Homer (etwa 8. Jh. v. Chr.) beschreibt in 'Ilias' und 'Odyssee' die mykenische Zeit etwa 500 Jahre zuvor. Die geographische Kenntnis dieser Zeit umfasst im wesentlichen den ostmediterranen Raum, ging nach Osten aber bis zur Kolchis (am Schwarzen Meer), nach Westen bis Sizilien (vielleicht auch bis Gibraltar). Mehr als 50 Pflanzen finden sich in den beiden Werken. Nutzpflanzen wie der Weinstock, Getreidearten (Weizen-Arten, Dinkel, Gerste) und Bäume wie Eichen, Platanen, Tannen und Kiefern-Arten, teilweise als Bauholz und zur Waffenherstellung benutzt, finden Erwähnung. In den Gärten wuchsen Feigen, Birnen, Äpfel, Granatäpfel und Ölbäume. Auch auf wildwachsende Pflanzen, wie etwa die Affodil-Wiesen in der Unterwelt oder das Veilchen, das das Auge des Hermes auf der Insel der Kalypso erfreut, wird eingegangen. Einige Pflanzen sind nicht ganz eindeutig zu bestimmen und es bleibt auch heute noch Raum für Spekulationen.

Was ist 'nepenthes', welches Helena in den Wein mischt, um den Kummer zu vertreiben?
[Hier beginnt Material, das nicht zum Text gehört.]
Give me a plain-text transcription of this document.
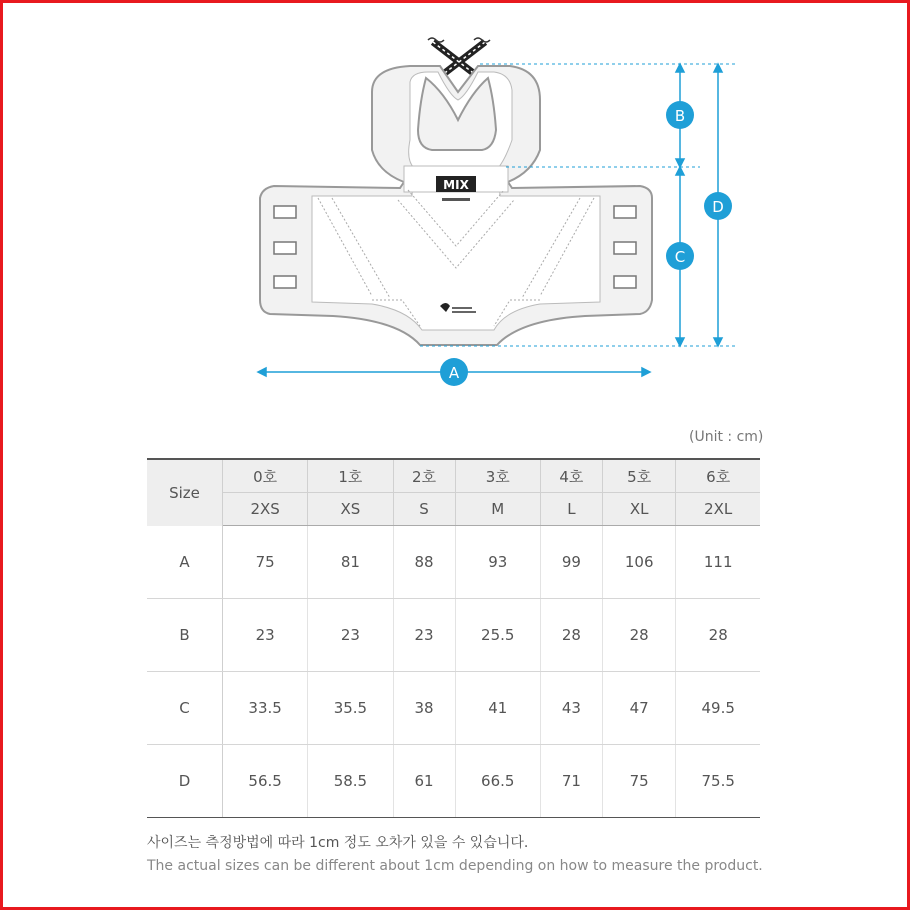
MIX
A
B
C
D
(Unit : cm)
Size	0호	1호	2호	3호	4호	5호	6호
	2XS	XS	S	M	L	XL	2XL
A	75	81	88	93	99	106	111
B	23	23	23	25.5	28	28	28
C	33.5	35.5	38	41	43	47	49.5
D	56.5	58.5	61	66.5	71	75	75.5
사이즈는 측정방법에 따라 1cm 정도 오차가 있을 수 있습니다.
The actual sizes can be different about 1cm depending on how to measure the product.
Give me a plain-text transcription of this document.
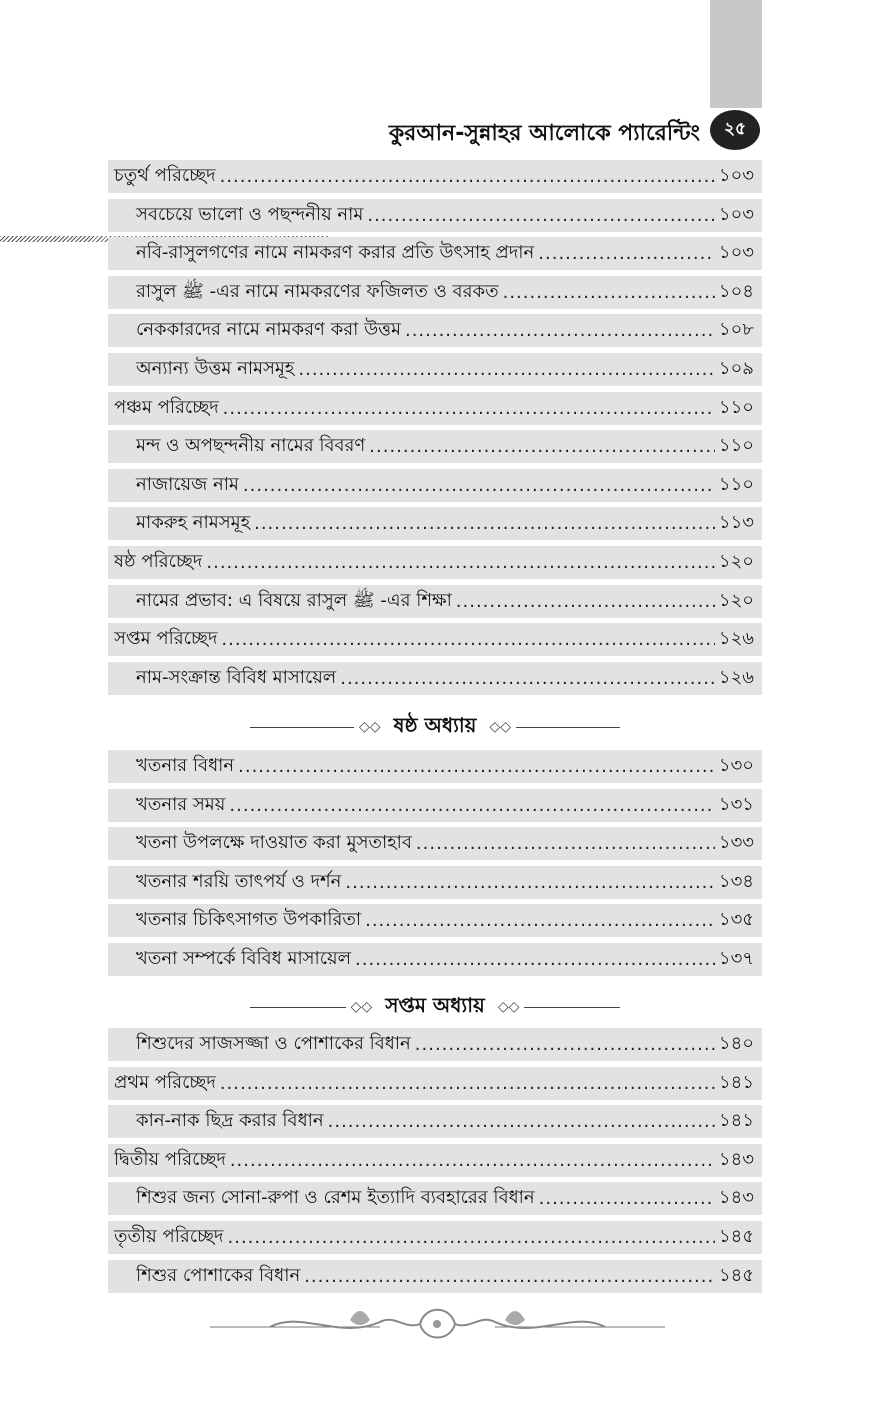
কুরআন-সুন্নাহর আলোকে প্যারেন্টিং	২৫
চতুর্থ পরিচ্ছেদ .....	১০৩
সবচেয়ে ভালো ও পছন্দনীয় নাম .....	১০৩
নবি-রাসুলগণের নামে নামকরণ করার প্রতি উৎসাহ প্রদান .....	১০৩
রাসুল ﷺ -এর নামে নামকরণের ফজিলত ও বরকত .....	১০৪
নেককারদের নামে নামকরণ করা উত্তম .....	১০৮
অন্যান্য উত্তম নামসমূহ .....	১০৯
পঞ্চম পরিচ্ছেদ .....	১১০
মন্দ ও অপছন্দনীয় নামের বিবরণ .....	১১০
নাজায়েজ নাম .....	১১০
মাকরুহ নামসমূহ .....	১১৩
ষষ্ঠ পরিচ্ছেদ .....	১২০
নামের প্রভাব: এ বিষয়ে রাসুল ﷺ -এর শিক্ষা .....	১২০
সপ্তম পরিচ্ছেদ .....	১২৬
নাম-সংক্রান্ত বিবিধ মাসায়েল .....	১২৬
◇◇ ষষ্ঠ অধ্যায় ◇◇
খতনার বিধান .....	১৩০
খতনার সময় .....	১৩১
খতনা উপলক্ষে দাওয়াত করা মুসতাহাব .....	১৩৩
খতনার শরয়ি তাৎপর্য ও দর্শন .....	১৩৪
খতনার চিকিৎসাগত উপকারিতা .....	১৩৫
খতনা সম্পর্কে বিবিধ মাসায়েল .....	১৩৭
◇◇ সপ্তম অধ্যায় ◇◇
শিশুদের সাজসজ্জা ও পোশাকের বিধান .....	১৪০
প্রথম পরিচ্ছেদ .....	১৪১
কান-নাক ছিদ্র করার বিধান .....	১৪১
দ্বিতীয় পরিচ্ছেদ .....	১৪৩
শিশুর জন্য সোনা-রুপা ও রেশম ইত্যাদি ব্যবহারের বিধান .....	১৪৩
তৃতীয় পরিচ্ছেদ .....	১৪৫
শিশুর পোশাকের বিধান .....	১৪৫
Was ist die bittere Wurzel, mit der die Griechen die Pfeilwunden behandelten? Welche Frucht aßen die Lotophagen, die auch die Begleiter des Odysseus ihre Heimat vergessen lässt? Mit welcher Pflanze trübte Circe das Bewusstsein der Gefährten des Odysseus, so dass sie meinten, Schweine zu sein? Und was verbirgt sich hinter dem geheimnisvollen Kraut Moly, das Hermes Odysseus gibt als Mittel gegen die Zauberkräfte der Circe?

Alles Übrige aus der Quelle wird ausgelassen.